To walk in the medieval garden means walking the path of man towards salvation, through sin and penance, until to reach the gift of Paradise and eternal life.
The itinerary begins with a circular flowerbed (the circle is a symbol of perfection) in the center of which a large magnolia grandiflora represents the cosmic tree.
This first flowerbed is followed by another of an elliptical shape, to symbolize the primordial cosmic egg from which life originates: it is the representation of the garden of Eden, the earthly paradise, a condition of perfection given by God to men. There are numerous references to numerology with the repetition of the number four: four are the quadrants of the flower bed, each dedicated to an element: Water, Fire, Earth and Air: on the respective flower beds are visible, represented with boxwood , the zodiac signs (twelve, therefore 4 multiplied 3, the perfect number) and the plants connected to them. It was believed, in fact, that to each zodiac sign, therefore to each person belonging to a certain sign, corresponded plants with particularly effective effects. A curiosity: each of these plants has been mentioned at least once in the Bible.
At the center of the flowerbed a 300-year-old olive tree represents the tree of light and science (the oil produced with its fruits fed the lamps, therefore it was considered a bearing light tree) from which four small wellspring depart, as symbol of the four liquids that nourished (and nourish) humanity: water, milk, honey and wine.
Then there is a fig tree, the plant of Good and Evil, and the palm tree, considered a tree of perfection, before falling into the Sacred Wood: the cypress, slender upwards was considered the tree of spiritual life, a connection between the earth and the divinity, the wild persimmon, called the tree of Saint Andrew because it is believed that the cross of his martyrdom was made with its wood. A quercus ilex is also called the tree of the cross. The sacred forest (or dark forest) symbolizes the period of sin but also the moment of atonement which leads to redemption, therefore to the following area.
After the forest there is the Hortus Sanitatis or Giardino dei Semplici, with a series of medicinal plants, used in medicine until 1700. The cultivation of medicinal plants was followed by a monk with specific health functions, who, on the basis of his knowledge, in addition to cultivating plants, was in charge of treating the monks or pilgrims in transit in need of care.

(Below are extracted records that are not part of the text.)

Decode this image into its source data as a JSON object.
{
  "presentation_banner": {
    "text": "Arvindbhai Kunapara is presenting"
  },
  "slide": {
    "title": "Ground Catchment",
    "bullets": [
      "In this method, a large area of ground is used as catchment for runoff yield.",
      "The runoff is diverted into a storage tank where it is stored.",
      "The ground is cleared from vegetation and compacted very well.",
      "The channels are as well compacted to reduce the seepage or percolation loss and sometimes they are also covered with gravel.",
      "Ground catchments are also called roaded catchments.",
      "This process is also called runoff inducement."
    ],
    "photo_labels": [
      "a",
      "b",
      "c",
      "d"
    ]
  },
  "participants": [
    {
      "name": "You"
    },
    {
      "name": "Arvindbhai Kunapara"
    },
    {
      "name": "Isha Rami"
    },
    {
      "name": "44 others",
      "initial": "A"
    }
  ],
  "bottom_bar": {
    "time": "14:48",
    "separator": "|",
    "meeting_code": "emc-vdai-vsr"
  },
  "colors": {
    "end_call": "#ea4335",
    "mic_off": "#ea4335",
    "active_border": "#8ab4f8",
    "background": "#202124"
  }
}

Next to the Hortus Sanitatis there is the Hortus Holerorum, or the vegetable garden of aromatic and food plants.
A large pine tree lying on the wall is the Merlin wizard tree, so named because the famous wizard is believed to have inhabited a house built on a pine tree.
The path in the Medieval Garden continues going up to the Podium, from which you can enjoy a wonderful view on Assisi and Subasio mountain, Spello and the Umbrian Valley embracing the Umbrian-Marche Apennine mountains.
The journey back to the starting point continues to the tanks (surrounded by the Theatrum stands) where the monks bred carp for internal use and for pilgrims.
The Pomarium, orchard, is another place where the reference to numerology is strong, to symbolize the perfection of nature: the Fibonacci sequence is reproduced on the floor, wonderfully respected by the plants in their growth.
A palindrome phrase “si siede is si non siede non is” expresses the Benedictine concept of action that gives meaning to existence.
A memorial stone, indicating the distance between this place and the seat of San Pietro, reminds us that the Via Francigena towards Rome passed from here: the medieval arch under which we pass was in fact an ancient door crossed by the road that led the pilgrims to their destination.
The path takes uphill, called Yddrasil to symbolize man’s effort to achieve salvation: Yddrasil is still the arch-type of the tree-axis of the world, whose roots sink into the earth and whose branches touch the sky to symbolize the mystery of ascent. The tension upwards allows us to get to the water lily or cosmogonic ovulation tank: the oval shape, the presence of water, are all symbols that refer to life, in its original state, the presence of these flowers suggests prolific and uncontaminated life, whitenessed by their petals that open to the sun.